Newer techniques, with enlarged views on the pontine area, can demonstrate a neurovascular conflict (e.g. postero-inferior cerebellar artery compresses the trigeminal root).
Conventional angiogram is only useful if a vascular malformation is suspected, but it fails to demonstrate directly the relationship with the nerve.
Clinical neurophysiology testing with a blink reflex study may be helpful to demonstrate a lesion of the trigeminus in which a bilateral delay occurs in response to the stimulation on the pathological side. The blink reflex should be normal in the idiopathic form of the syndrome.
Histological findingsAlthough not a diagnostic test, histological findings reveal focal demyelination as the ultimate lesion in both secondary and idiopathic cases. In secondary cases, the underlying lesion can be assessed by histology in some instances (e.g. tumour).
Treatment can be subdivided into pharmacological therapy, percutaneous procedures, surgery and radiation therapy. Most patients respond well to initial therapy, but some are resistant to any type of treatment.

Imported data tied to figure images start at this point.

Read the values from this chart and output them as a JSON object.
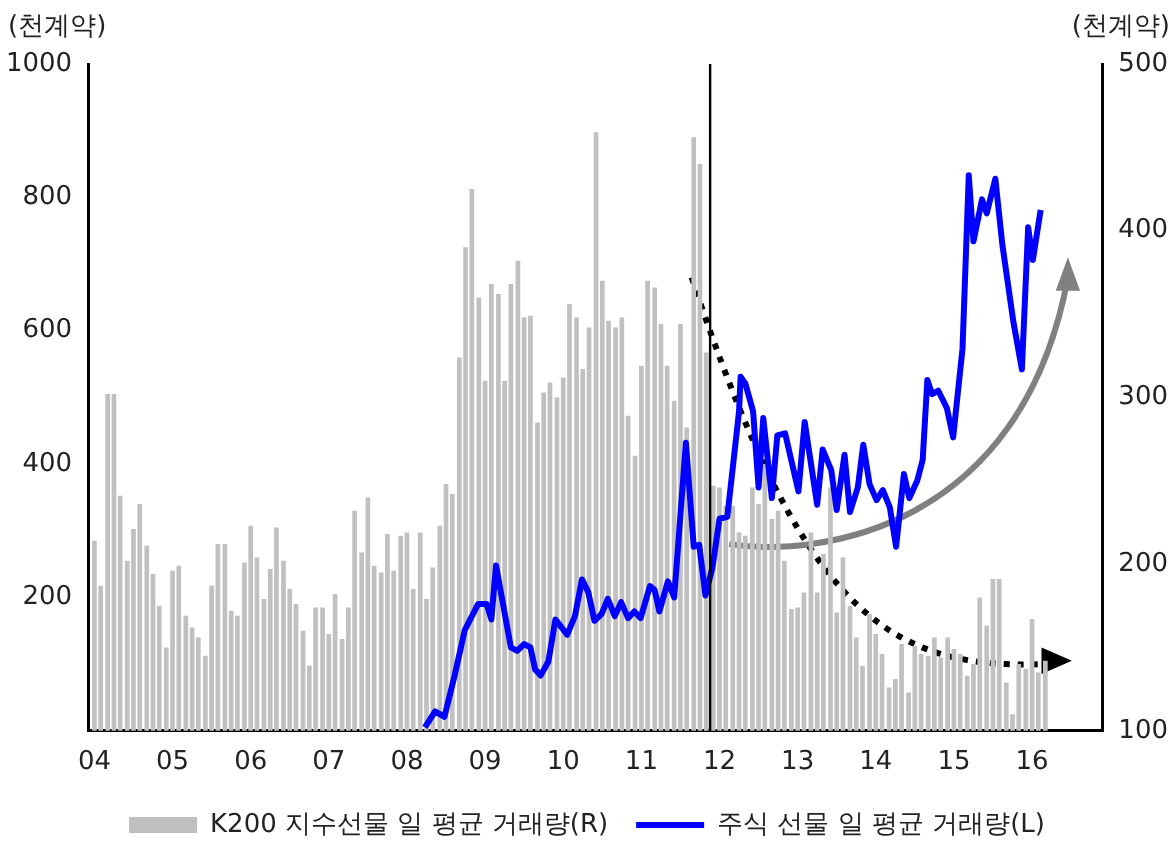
{
  "chart_data": {
    "type": "bar",
    "ylabel": "(천계약)",
    "y2label": "(천계약)",
    "xlim": [
      2003.92,
      2016.9
    ],
    "xticks": [
      {
        "value": 2004,
        "label": "04"
      },
      {
        "value": 2005,
        "label": "05"
      },
      {
        "value": 2006,
        "label": "06"
      },
      {
        "value": 2007,
        "label": "07"
      },
      {
        "value": 2008,
        "label": "08"
      },
      {
        "value": 2009,
        "label": "09"
      },
      {
        "value": 2010,
        "label": "10"
      },
      {
        "value": 2011,
        "label": "11"
      },
      {
        "value": 2012,
        "label": "12"
      },
      {
        "value": 2013,
        "label": "13"
      },
      {
        "value": 2014,
        "label": "14"
      },
      {
        "value": 2015,
        "label": "15"
      },
      {
        "value": 2016,
        "label": "16"
      }
    ],
    "ylim": [
      0,
      1000
    ],
    "yticks": [
      200,
      400,
      600,
      800,
      1000
    ],
    "y2lim": [
      100,
      500
    ],
    "y2ticks": [
      100,
      200,
      300,
      400,
      500
    ],
    "grid": false,
    "legend": "bottom",
    "ref_lines": [
      {
        "axis": "x",
        "value": 2011.88,
        "color": "#000000"
      }
    ],
    "series": [
      {
        "name": "K200 지수선물 일 평균 거래량(R)",
        "type": "bar",
        "axis": "y2",
        "color": "#c0c0c0",
        "x": [
          2004.0,
          2004.08,
          2004.17,
          2004.25,
          2004.33,
          2004.42,
          2004.5,
          2004.58,
          2004.67,
          2004.75,
          2004.83,
          2004.92,
          2005.0,
          2005.08,
          2005.17,
          2005.25,
          2005.33,
          2005.42,
          2005.5,
          2005.58,
          2005.67,
          2005.75,
          2005.83,
          2005.92,
          2006.0,
          2006.08,
          2006.17,
          2006.25,
          2006.33,
          2006.42,
          2006.5,
          2006.58,
          2006.67,
          2006.75,
          2006.83,
          2006.92,
          2007.0,
          2007.08,
          2007.17,
          2007.25,
          2007.33,
          2007.42,
          2007.5,
          2007.58,
          2007.67,
          2007.75,
          2007.83,
          2007.92,
          2008.0,
          2008.08,
          2008.17,
          2008.25,
          2008.33,
          2008.42,
          2008.5,
          2008.58,
          2008.67,
          2008.75,
          2008.83,
          2008.92,
          2009.0,
          2009.08,
          2009.17,
          2009.25,
          2009.33,
          2009.42,
          2009.5,
          2009.58,
          2009.67,
          2009.75,
          2009.83,
          2009.92,
          2010.0,
          2010.08,
          2010.17,
          2010.25,
          2010.33,
          2010.42,
          2010.5,
          2010.58,
          2010.67,
          2010.75,
          2010.83,
          2010.92,
          2011.0,
          2011.08,
          2011.17,
          2011.25,
          2011.33,
          2011.42,
          2011.5,
          2011.58,
          2011.67,
          2011.75,
          2011.83,
          2011.92,
          2012.0,
          2012.08,
          2012.17,
          2012.25,
          2012.33,
          2012.42,
          2012.5,
          2012.58,
          2012.67,
          2012.75,
          2012.83,
          2012.92,
          2013.0,
          2013.08,
          2013.17,
          2013.25,
          2013.33,
          2013.42,
          2013.5,
          2013.58,
          2013.67,
          2013.75,
          2013.83,
          2013.92,
          2014.0,
          2014.08,
          2014.17,
          2014.25,
          2014.33,
          2014.42,
          2014.5,
          2014.58,
          2014.67,
          2014.75,
          2014.83,
          2014.92,
          2015.0,
          2015.08,
          2015.17,
          2015.25,
          2015.33,
          2015.42,
          2015.5,
          2015.58,
          2015.67,
          2015.75,
          2015.83,
          2015.92,
          2016.0,
          2016.08,
          2016.17
        ],
        "values": [
          214,
          187,
          302,
          302,
          241,
          202,
          221,
          236,
          211,
          194,
          175,
          150,
          196,
          199,
          169,
          162,
          156,
          145,
          187,
          212,
          212,
          172,
          169,
          201,
          223,
          204,
          179,
          197,
          222,
          202,
          185,
          176,
          160,
          139,
          174,
          174,
          158,
          182,
          155,
          174,
          232,
          207,
          240,
          199,
          195,
          218,
          196,
          217,
          219,
          185,
          219,
          179,
          198,
          223,
          248,
          242,
          324,
          390,
          425,
          360,
          310,
          368,
          362,
          310,
          368,
          382,
          348,
          349,
          285,
          303,
          309,
          300,
          312,
          356,
          348,
          317,
          342,
          459,
          370,
          346,
          342,
          348,
          289,
          265,
          319,
          370,
          366,
          344,
          319,
          298,
          344,
          282,
          456,
          440,
          327,
          247,
          246,
          235,
          235,
          219,
          217,
          246,
          236,
          260,
          227,
          232,
          202,
          173,
          174,
          183,
          219,
          183,
          206,
          246,
          171,
          204,
          175,
          156,
          139,
          170,
          158,
          146,
          126,
          131,
          152,
          123,
          151,
          146,
          145,
          156,
          144,
          156,
          149,
          146,
          133,
          140,
          180,
          163,
          191,
          191,
          129,
          110,
          140,
          137,
          167,
          135,
          142
        ]
      },
      {
        "name": "주식 선물 일 평균 거래량(L)",
        "type": "line",
        "color": "#0000ff",
        "x": [
          2008.23,
          2008.36,
          2008.48,
          2008.61,
          2008.74,
          2008.91,
          2009.02,
          2009.08,
          2009.14,
          2009.33,
          2009.41,
          2009.5,
          2009.58,
          2009.64,
          2009.71,
          2009.81,
          2009.9,
          2010.05,
          2010.15,
          2010.24,
          2010.32,
          2010.4,
          2010.49,
          2010.57,
          2010.66,
          2010.74,
          2010.83,
          2010.91,
          2010.99,
          2011.11,
          2011.17,
          2011.23,
          2011.34,
          2011.42,
          2011.57,
          2011.67,
          2011.74,
          2011.82,
          2011.91,
          2012.0,
          2012.1,
          2012.25,
          2012.27,
          2012.33,
          2012.43,
          2012.5,
          2012.56,
          2012.67,
          2012.74,
          2012.84,
          2013.01,
          2013.09,
          2013.25,
          2013.32,
          2013.43,
          2013.5,
          2013.6,
          2013.67,
          2013.77,
          2013.84,
          2013.92,
          2014.01,
          2014.09,
          2014.18,
          2014.26,
          2014.36,
          2014.43,
          2014.53,
          2014.6,
          2014.66,
          2014.72,
          2014.8,
          2014.91,
          2014.99,
          2015.11,
          2015.19,
          2015.25,
          2015.36,
          2015.42,
          2015.53,
          2015.62,
          2015.76,
          2015.87,
          2015.95,
          2016.01,
          2016.11
        ],
        "values": [
          5,
          29,
          21,
          83,
          151,
          190,
          190,
          167,
          248,
          125,
          120,
          130,
          125,
          92,
          83,
          104,
          167,
          144,
          172,
          227,
          208,
          165,
          175,
          198,
          172,
          193,
          169,
          179,
          169,
          217,
          211,
          179,
          224,
          200,
          432,
          276,
          279,
          203,
          245,
          318,
          321,
          479,
          531,
          521,
          479,
          365,
          469,
          349,
          443,
          446,
          359,
          463,
          339,
          422,
          391,
          331,
          414,
          328,
          365,
          429,
          370,
          346,
          361,
          335,
          276,
          385,
          349,
          375,
          406,
          526,
          505,
          510,
          484,
          440,
          573,
          833,
          734,
          797,
          776,
          828,
          729,
          614,
          542,
          755,
          706,
          781
        ]
      }
    ]
  }
}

Treatment must be tailored individually, based on the patient's age and general condition. In the case of secondary trigeminal neuralgia, adequate treatment is that of its cause.
Carbamazepine was introduced in the 1960s and has proven its efficacy in numerous studies. It remains the criterion standard of treatment for this condition.
Phenytoin has a lower rate of success, but a patient occasionally responds to it and not to carbamazepine. The dose varies greatly among patients.
Baclofen has proven efficacy in this condition.
Clonazepam has moderate efficacy but is not recommended because of its adverse effects (e.g. sedation) and dependence.
Amitriptyline has been used, but the success rate is low.
Gabapentin seems to be effective, but as of yet no controlled study is available.
Lamotrigine has been proven more effective than placebo. The dosage should be increased slowly for better tolerance (e.g. 25 mg daily dose each week; up to 250 mg twice a day).
Jannetta pioneered microvascular decompression (MVD). This procedure consists of opening a keyhole in the mastoid area and freeing the trigeminal nerve from the compression/pulsating artery; then, a piece of Teflon is placed between them. Large series have been published, and the initial efficacy is more than 80%. Recurrence rates are among the lowest compared with other invasive treatments. Usually, it requires the demonstration of true contact and compression by the artery on the nerve, but series are published that show an almost equally effective result without any demonstrated abnormality on imaging or even frank compression shown preoperatively.
Alcohol injection of the trigeminus can be performed at various locations along the nerve and is aimed at destroying selective pain fibres. Although it is an easy procedure, the success rate is low, in part because of a low selectivity of effect on the fibre type with this substance.
Glycerol injection of the gasserian ganglion to destroy selectively the pain-transmitting fibres has been used for a long time. This injection has a higher efficacy rate and a lower recurrence rate than the alcohol injection.
Percutaneous radiofrequency rhizotomy and percutaneous microcompression with balloon inflation are relatively inexpensive accessible techniques and are less invasive than surgery, with a lower (long-term) efficacy-to-recurrence ratio.
Recently introduced, gamma-knife treatment consists of multiple rays (over 200) of high-energy photons concentrated with high accuracy on the target (i.e. trigeminal nerve root). This treatment destroys specific components of the nerve. Of those treated, 60% of patients are pain free immediately, and more than 75% of patients have greater than 50% relief after 1.5 years. This treatment can be used after a patient's failure to respond to any of the above-mentioned procedures, including this one. The device contains a stable source of radiation (60-Co), which frees this technique from requiring an external source of radioactivity (e.g. cyclotron).
Preliminary reports of pulsed radiofrequency on the trigeminal ganglion may be a promising new option.
Other than avoiding the triggers, the activity of the patient should remain normal.